My mother died when I was in my late teens. My dad did not date again for years and I would have been fine with him dating again sooner. I never felt like he was trying to replace my mom or anything and that it was hard for him being alone after my brother and I were out of the house. I know even decades later and since his remarriage, he still misses my mom. I think it would be a harder if the marriage had been rocky.
I wanted to add .. my mom's passing was not sudden. at all. So we also processed some of our grief before her actual passing. I think there is some truth to men just needing someone, especially if they've been married a long time.

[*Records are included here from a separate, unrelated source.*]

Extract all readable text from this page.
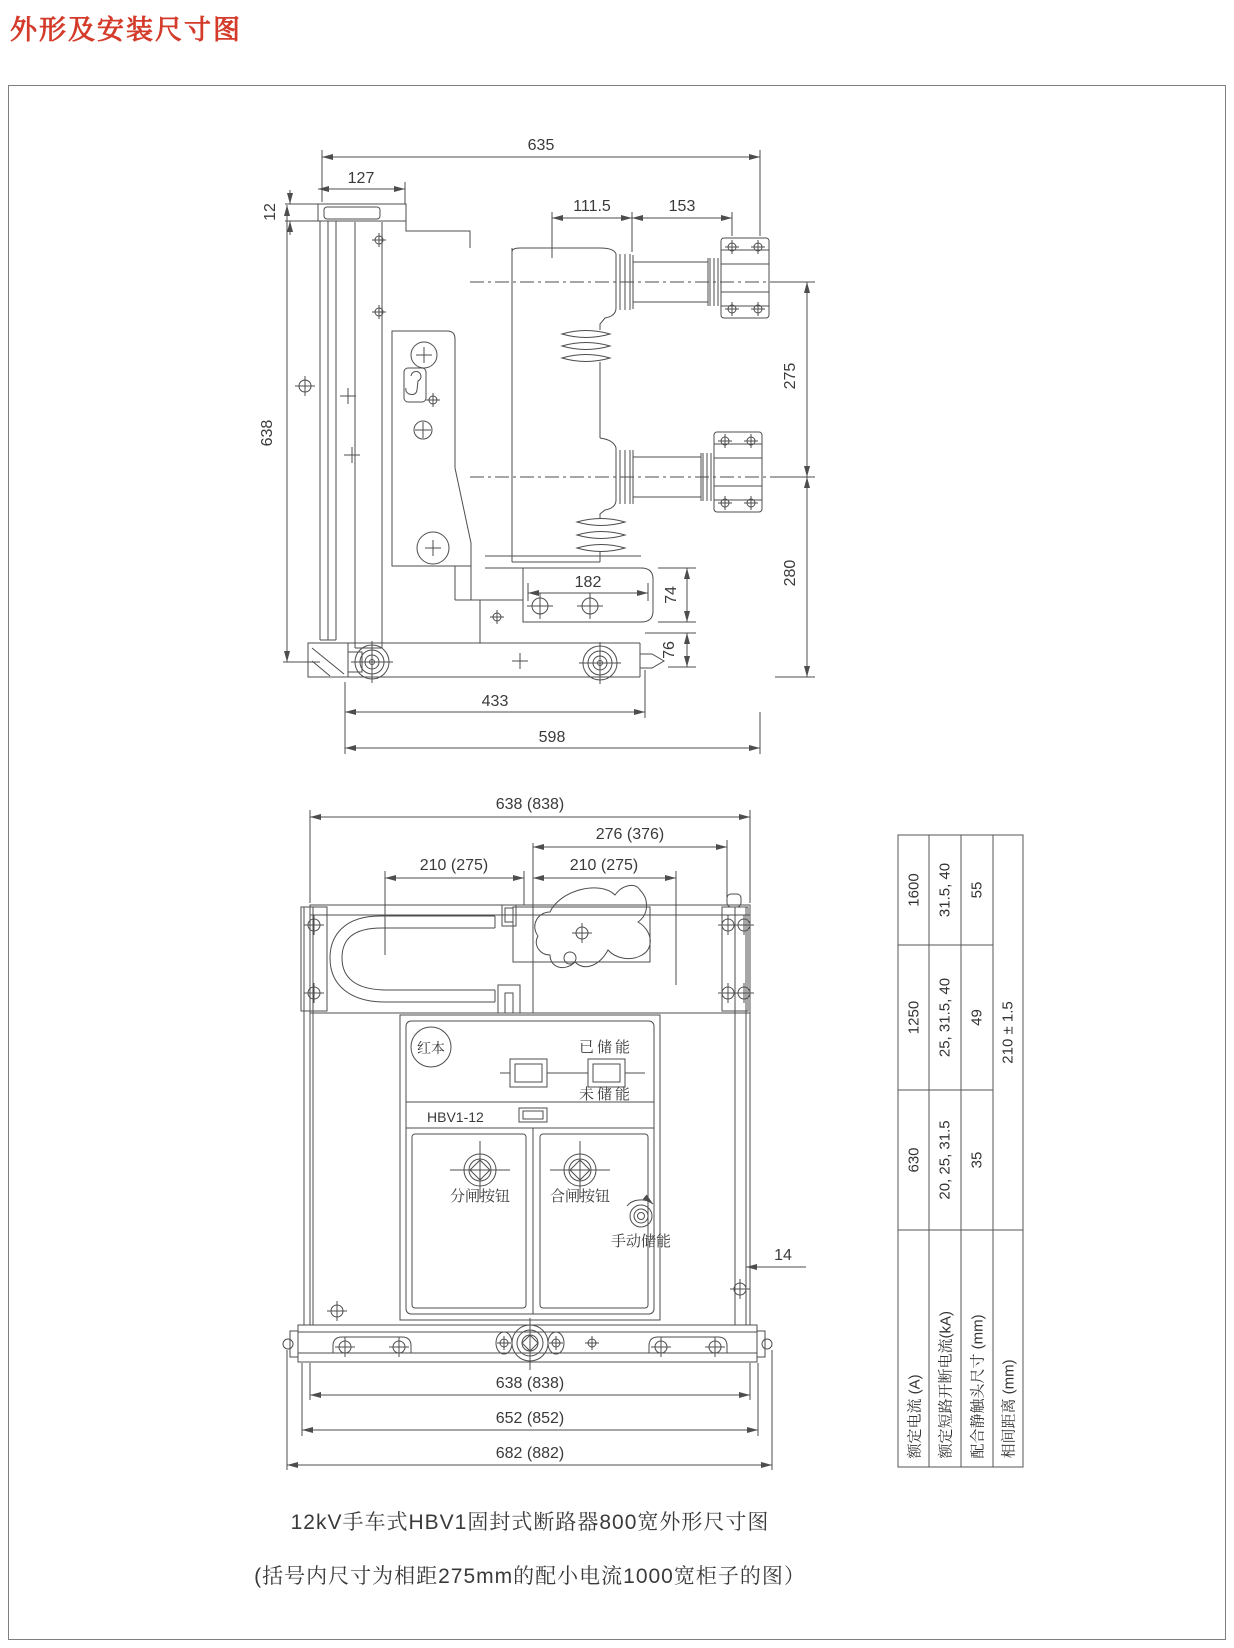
外形及安装尺寸图
635
127
12
638
111.5	153
275
280
182
74
76
433
598
638 (838)
276 (376)
210 (275)	210 (275)
14
638 (838)
652 (852)
682 (882)
红本	已储能
未储能
HBV1-12
分闸按钮	合闸按钮
手动储能
额定电流 (A)	630	1250	1600
额定短路开断电流(kA)	20, 25, 31.5	25, 31.5, 40	31.5, 40
配合静触头尺寸 (mm)	35	49	55
相间距离 (mm)	210 ± 1.5		
12kV手车式HBV1固封式断路器800宽外形尺寸图
(括号内尺寸为相距275mm的配小电流1000宽柜子的图）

Anonymous wrote:Anonymous wrote:Anonymous wrote:It’s up to you and no one else. If it feels like the right time it is regardless of others opinions.
Widower here. I was ready to date before the kids were ready for me to date. Don’t rush them.
My mother died when I was in my late teens. My dad did not date again for years and I would have been fine with him dating again sooner. I never felt like he was trying to replace my mom or anything and that it was hard for him being alone after my brother and I were out of the house. I know even decades later and since his remarriage, he still misses my mom. I think it would be a harder if the marriage had been rocky.
Anonymous wrote:Anonymous wrote:It’s up to you and no one else. If it feels like the right time it is regardless of others opinions.
Widower here. I was ready to date before the kids were ready for me to date. Don’t rush them.